300

This has been sat in my drafts folder for ages, so I’ve updated and published it today to continue my current theme of kit reviews and thoughts. Below is a photo of 4 of my Figure-of-8 descenders from the Peak Instruction kit store. 2 have had a maximum of a dozen abseils, the other 2 have had a recorded 300 abseils in 3 sessions over the last few months.

There are two pairs of identical 8’s here, one by DMM and one by CAMP, one of each has been used 300 times and one used only a dozen times.
The wear grooves you can see are not just through the red anodisation but are distinct enough for me to place a finger nail into, almost matching the contour of it perfectly.
The other wear around the outside of the larger ring is scratching caused from the 8’s being pulled up the abseil back to the top for the next abseiler.

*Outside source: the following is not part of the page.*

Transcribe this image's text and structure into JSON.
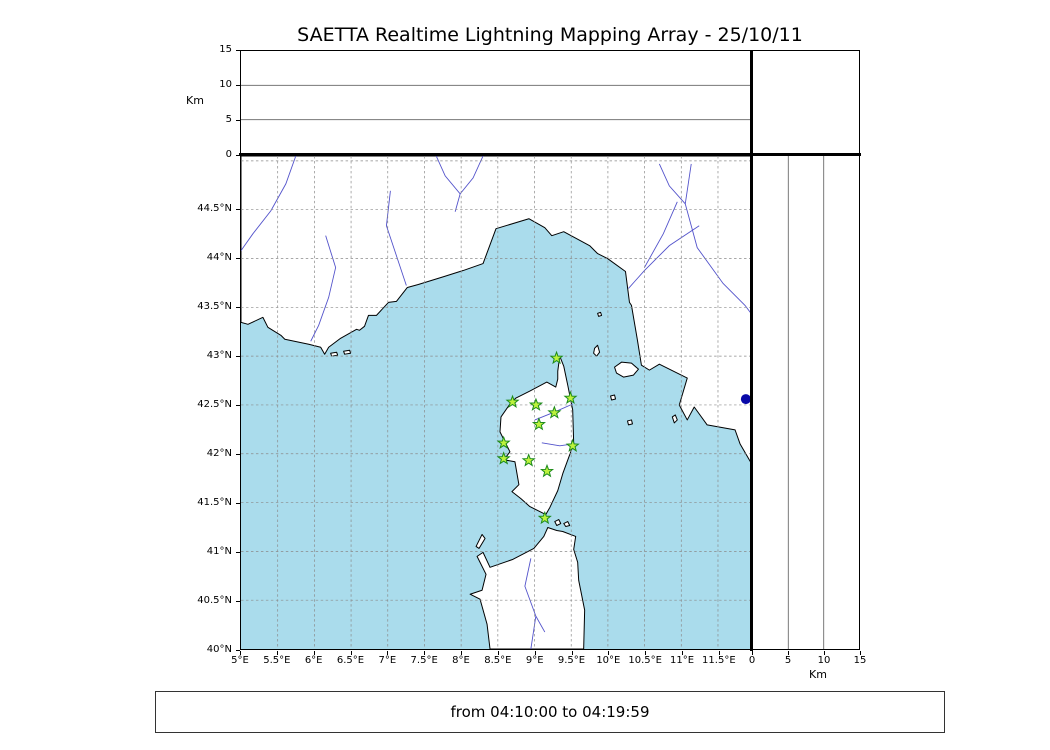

I have 2 observations on this:

Pulling the 8’s back up the crag to reset the system has dramatically impacted the lifespan and appearance of the descenders. I have been monitoring these for burrs or other sharp edges and will bin as soon as they inevitably appear.
If possible, have plenty of 8’s so the clients can walk them back to the top, which is not something I’ve been practically able to do at Tegg’s Nose quarry where they have been used.

Secondly, the quality, age, cleanliness and suppleness of the ropes you use for abseiling on is a factor in the wear. The 1st 100 abseils I used nearly new Mammut Performance 10mm static in the dry and the wear was only just becoming noticeable to the touch. The second 100 abseils I used a shorter, but older & stiffer Mammut rope. It was a wet day and the rope soon became dotted with sand and grit. This day caused almost all of the main wear on the rope contact surfaces. The 3rd set of 100 abseils was done on a nice supple Beal 9mm and I could not really tell any difference between the state of the 8’s before or after the day despite it being a wet day and some grit getting onto the ropes.

I have concluded that I shall now try to have clients walk the descenders back to the top at crag/quarry abseils to reduce the scratching on the outer surfaces. I may need to have a few more descenders available but that is probably cheaper in the long run.
I’ll also be sticking with my nice supple 9mm Beal ropes, making sure they stay clear and grit free in use as much as possible. The added advantage of 9mm is that most clients will get a smoother abseil over 10mm stiff rope and I can always use a higher friction descender, like a DMM Anka, for heavier clients.

One final observation: CAMP use a slightly softer alloy on their 8’s than DMM do. The wear difference, although not huge, is still noticeable.